Note that if we change the log base from 2 to $e$ or any other $D$, the solution still holds with $\log\equiv \log_D$.

6.3 Shannon Code

Def: Shannon Code $c_S$

Define on the finite set $\mathcal X$,

$$ l_S(x):=\lceil\log \frac1{p(x)}\rceil,\forall x\in\mathcal X $$

satisfying $\sum_x 2^{-l_S(x)}\le 1$ (converse Kraft’s inequality), therefore, there exists a prefix-free code

$$ \exist c_S:\mathcal X\to\{0,1\}^*-\empty $$

with $l(c_S(x))=l_S(x),\forall x$.

We call such a code a Shannon code, where

$$ H(X)\le E[l(c_S(X))]= \sum_x p(x)l(c_S(x))=\sum_x p(x)\lceil \log\frac{1}{p(x)}\rceil\le H(X)+1 $$

minimizes the expected length.

If the entropy is small…

If $H(X)$ is small, say, smaller than 1, the code for one symbol may be not so great.

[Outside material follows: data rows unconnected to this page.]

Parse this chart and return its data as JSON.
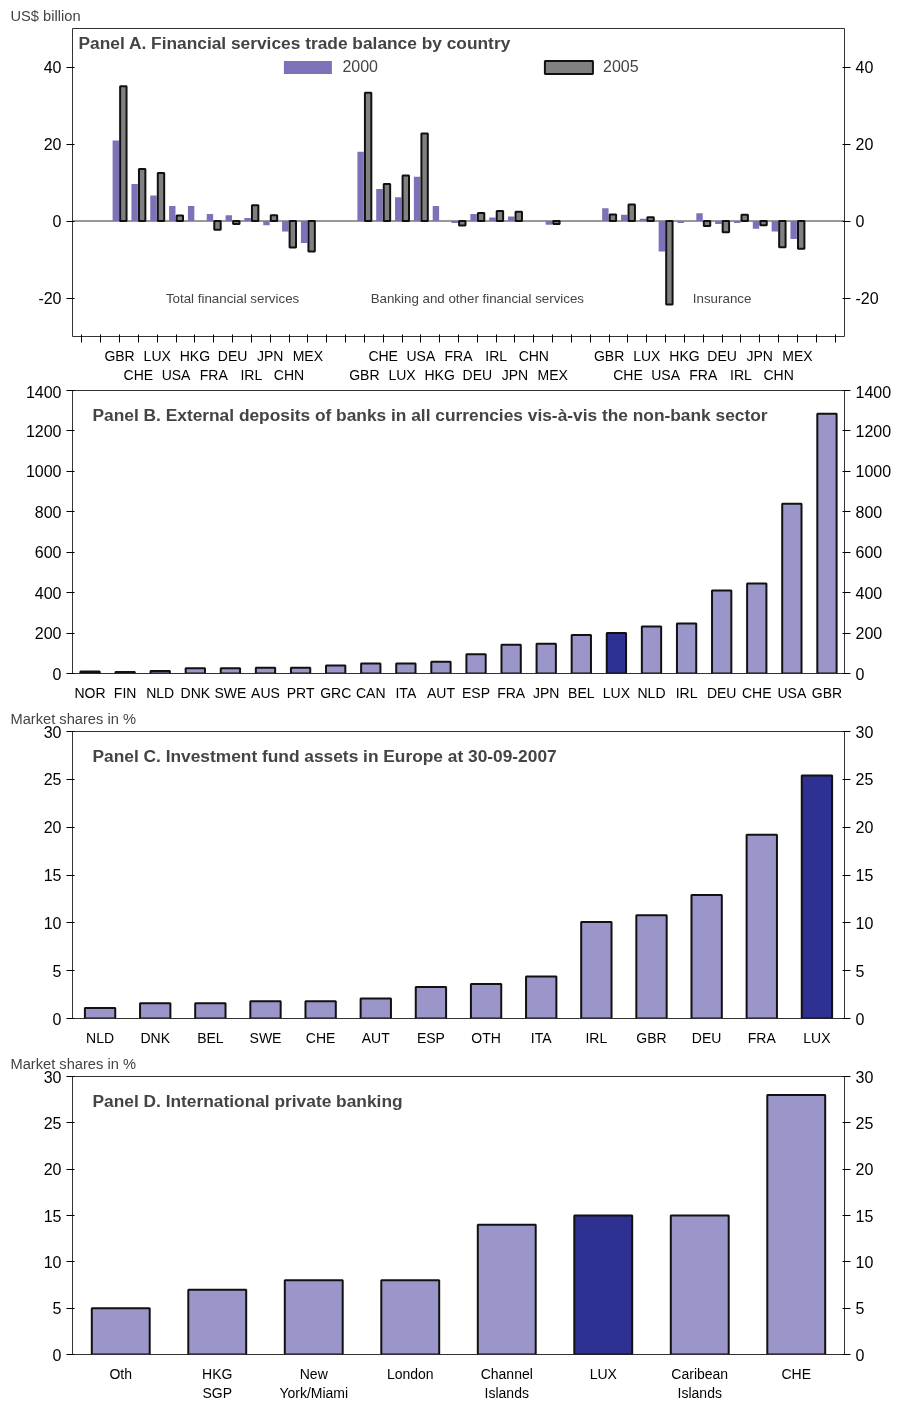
{
  "chart_data": [
    {
      "type": "bar",
      "title": "Panel A. Financial services trade balance by country",
      "ylabel": "US$ billion",
      "categories": [
        null,
        null,
        "GBR",
        "CHE",
        "LUX",
        "USA",
        "HKG",
        "FRA",
        "DEU",
        "IRL",
        "JPN",
        "CHN",
        "MEX",
        null,
        null,
        "GBR",
        "CHE",
        "LUX",
        "USA",
        "HKG",
        "FRA",
        "DEU",
        "IRL",
        "JPN",
        "CHN",
        "MEX",
        null,
        null,
        "GBR",
        "CHE",
        "LUX",
        "USA",
        "HKG",
        "FRA",
        "DEU",
        "IRL",
        "JPN",
        "CHN",
        "MEX",
        null,
        null
      ],
      "series": [
        {
          "name": "2000",
          "color": "#7b72b8",
          "values": [
            null,
            null,
            20.9,
            9.6,
            6.6,
            3.9,
            3.9,
            1.8,
            1.5,
            0.8,
            -1.1,
            -2.7,
            -5.7,
            null,
            null,
            18.0,
            8.3,
            6.2,
            11.5,
            3.9,
            -0.5,
            1.8,
            0.9,
            1.2,
            null,
            -1.0,
            null,
            null,
            3.3,
            1.6,
            0.6,
            -7.9,
            -0.5,
            2.0,
            -0.8,
            -0.5,
            -2.0,
            -2.7,
            -4.7,
            null,
            null
          ]
        },
        {
          "name": "2005",
          "color": "#808080",
          "values": [
            null,
            null,
            35.0,
            13.5,
            12.5,
            1.4,
            null,
            -2.3,
            -0.8,
            4.1,
            1.5,
            -6.9,
            -7.9,
            null,
            null,
            33.3,
            9.6,
            11.8,
            22.7,
            null,
            -1.2,
            2.1,
            2.6,
            2.4,
            null,
            -0.8,
            null,
            null,
            1.7,
            4.3,
            1.0,
            -21.7,
            null,
            -1.3,
            -2.9,
            1.6,
            -1.1,
            -6.8,
            -7.2,
            null,
            null
          ]
        }
      ],
      "annotations": [
        "Total financial services",
        "Banking and other financial services",
        "Insurance"
      ],
      "ylim": [
        -30,
        50
      ],
      "yticks": [
        -20,
        0,
        20,
        40
      ],
      "y2lim": [
        -30,
        50
      ],
      "y2ticks": [
        -20,
        0,
        20,
        40
      ],
      "legend": "top",
      "grid": false,
      "ref_lines": [
        {
          "axis": "y",
          "value": 0,
          "color": "#333333"
        }
      ]
    },
    {
      "type": "bar",
      "title": "Panel B. External deposits of banks in all currencies vis-à-vis the non-bank sector",
      "categories": [
        "NOR",
        "FIN",
        "NLD",
        "DNK",
        "SWE",
        "AUS",
        "PRT",
        "GRC",
        "CAN",
        "ITA",
        "AUT",
        "ESP",
        "FRA",
        "JPN",
        "BEL",
        "LUX",
        "NLD",
        "IRL",
        "DEU",
        "CHE",
        "USA",
        "GBR"
      ],
      "values": [
        10,
        8,
        12,
        26,
        26,
        28,
        28,
        40,
        50,
        50,
        58,
        95,
        142,
        147,
        190,
        200,
        232,
        247,
        410,
        445,
        840,
        1285
      ],
      "colors": [
        "#9b96c9",
        "#9b96c9",
        "#9b96c9",
        "#9b96c9",
        "#9b96c9",
        "#9b96c9",
        "#9b96c9",
        "#9b96c9",
        "#9b96c9",
        "#9b96c9",
        "#9b96c9",
        "#9b96c9",
        "#9b96c9",
        "#9b96c9",
        "#9b96c9",
        "#2e3192",
        "#9b96c9",
        "#9b96c9",
        "#9b96c9",
        "#9b96c9",
        "#9b96c9",
        "#9b96c9"
      ],
      "ylim": [
        0,
        1400
      ],
      "yticks": [
        0,
        200,
        400,
        600,
        800,
        1000,
        1200,
        1400
      ],
      "y2lim": [
        0,
        1400
      ],
      "y2ticks": [
        0,
        200,
        400,
        600,
        800,
        1000,
        1200,
        1400
      ],
      "grid": false
    },
    {
      "type": "bar",
      "title": "Panel C. Investment fund assets in Europe at 30-09-2007",
      "ylabel": "Market shares in %",
      "categories": [
        "NLD",
        "DNK",
        "BEL",
        "SWE",
        "CHE",
        "AUT",
        "ESP",
        "OTH",
        "ITA",
        "IRL",
        "GBR",
        "DEU",
        "FRA",
        "LUX"
      ],
      "values": [
        1.1,
        1.6,
        1.6,
        1.8,
        1.8,
        2.1,
        3.3,
        3.6,
        4.4,
        10.1,
        10.8,
        12.9,
        19.2,
        25.4
      ],
      "colors": [
        "#9b96c9",
        "#9b96c9",
        "#9b96c9",
        "#9b96c9",
        "#9b96c9",
        "#9b96c9",
        "#9b96c9",
        "#9b96c9",
        "#9b96c9",
        "#9b96c9",
        "#9b96c9",
        "#9b96c9",
        "#9b96c9",
        "#2e3192"
      ],
      "ylim": [
        0,
        30
      ],
      "yticks": [
        0,
        5,
        10,
        15,
        20,
        25,
        30
      ],
      "y2lim": [
        0,
        30
      ],
      "y2ticks": [
        0,
        5,
        10,
        15,
        20,
        25,
        30
      ],
      "grid": false
    },
    {
      "type": "bar",
      "title": "Panel D. International private banking",
      "ylabel": "Market shares in %",
      "categories": [
        "Oth",
        "HKG\nSGP",
        "New\nYork/Miami",
        "London",
        "Channel\nIslands",
        "LUX",
        "Caribean\nIslands",
        "CHE"
      ],
      "values": [
        5,
        7,
        8,
        8,
        14,
        15,
        15,
        28
      ],
      "colors": [
        "#9b96c9",
        "#9b96c9",
        "#9b96c9",
        "#9b96c9",
        "#9b96c9",
        "#2e3192",
        "#9b96c9",
        "#9b96c9"
      ],
      "ylim": [
        0,
        30
      ],
      "yticks": [
        0,
        5,
        10,
        15,
        20,
        25,
        30
      ],
      "y2lim": [
        0,
        30
      ],
      "y2ticks": [
        0,
        5,
        10,
        15,
        20,
        25,
        30
      ],
      "grid": false
    }
  ]
}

However, we can do this over blocks of symbols (concatenation)

Block Shannon Code

For a block (multiple symbols) with $k$ symbols, i.i.d. the distribution $p$,

$$ c_S^k:\mathcal X^k\to\{0,1\}^*-\empty,\qquad\text{s.t.}\quad l(c_S(\bold x^k))=\sum_{i=1}^k l(c_S(x_i)) $$

Then

$$ E_p[l(c_S(\bold X^k))]=\sum_{\bold x^k}p(\bold x^k)l(c_S(\bold x^k))\le H(\bold X^k)+1=kH(X)+1. $$

So the average expected length for one symbol is

$$ \overline{E_p[l(c_S(X))]}=\frac1k\sum_{\bold x^k}p(\bold x^k)l(c_S(\bold x^k))\le H(X)+\frac1k, $$

thereby we can use a long block to lower the length bound closer to the entropy.

Compression Rate

Though it’s late, we define the expected length as the compression rate that is

$$ CR(c)=E[{\text{\# of bits}\over\text{\# of symbols}}]=E_p[l(c(X))] $$

UD but not Prefix-free is not better.
Theorem: No UD codes have a better (smaller) compression rate than PF ones.

Kraft-McMillian Inequality

UD codes can also follow Kraft’s Inequality though. This conclusion expands that of PF to UDs.

$$ \sum_{x\in\mathcal X}2^{-l(c(x))}\le 1 $$

Proof.

Consider a $k$-length symbol block. We consider the length of its codeword block.

Let $l_{\max}=\max_x l(c(x))$ then for any $k$-length block, since $c(\bold x^k)=c(x_1)+c(x_2)+\dots+c(x_k)$,

$$ \sum_{\bold x^k}2^{-l(c(\bold x^k))}=\sum_{x_1}\sum_{x_2}\cdots\sum_{x_k}2^{-l(c(x_1))}2^{-l(c(x_2))}\cdots2^{-l(c(x_k))} =\left(\sum_x 2^{-l(c(x))}\right)^{k} $$

and we have

$$ \sum_{\bold x^k}2^{-l(c(\bold x^k))}=\sum_{l=1}^{k\cdot l_{\max}}2^{-l}N(l) $$

where $N(l)$ is the count of the codewords with length $l$. 某个长度的出现次数

But since the codeword of length $l$ is in $\{0,1\}^l$ with size $2^l$, $N(l)\le 2^l$, hence

$$ \sum_{\bold x^k}2^{-l(c(\bold x^k))}=\sum_{l=1}^{k\cdot l_{\max}}2^{-l}N(l)\le \sum_{l=1}^{k\cdot l_{\max}}1 =kl_{\max}. $$

Hence

$$ \sum_x 2^{-l(c(x))} \le (k l_{\max})^{1/k},\forall k\in \Z^+. $$

When $k\to \infty$, the RHS approaches to 1, so

$$ \sum_x 2^{-l(c(x))}\le \inf_k(kl_{\max})^{1/k}=1. $$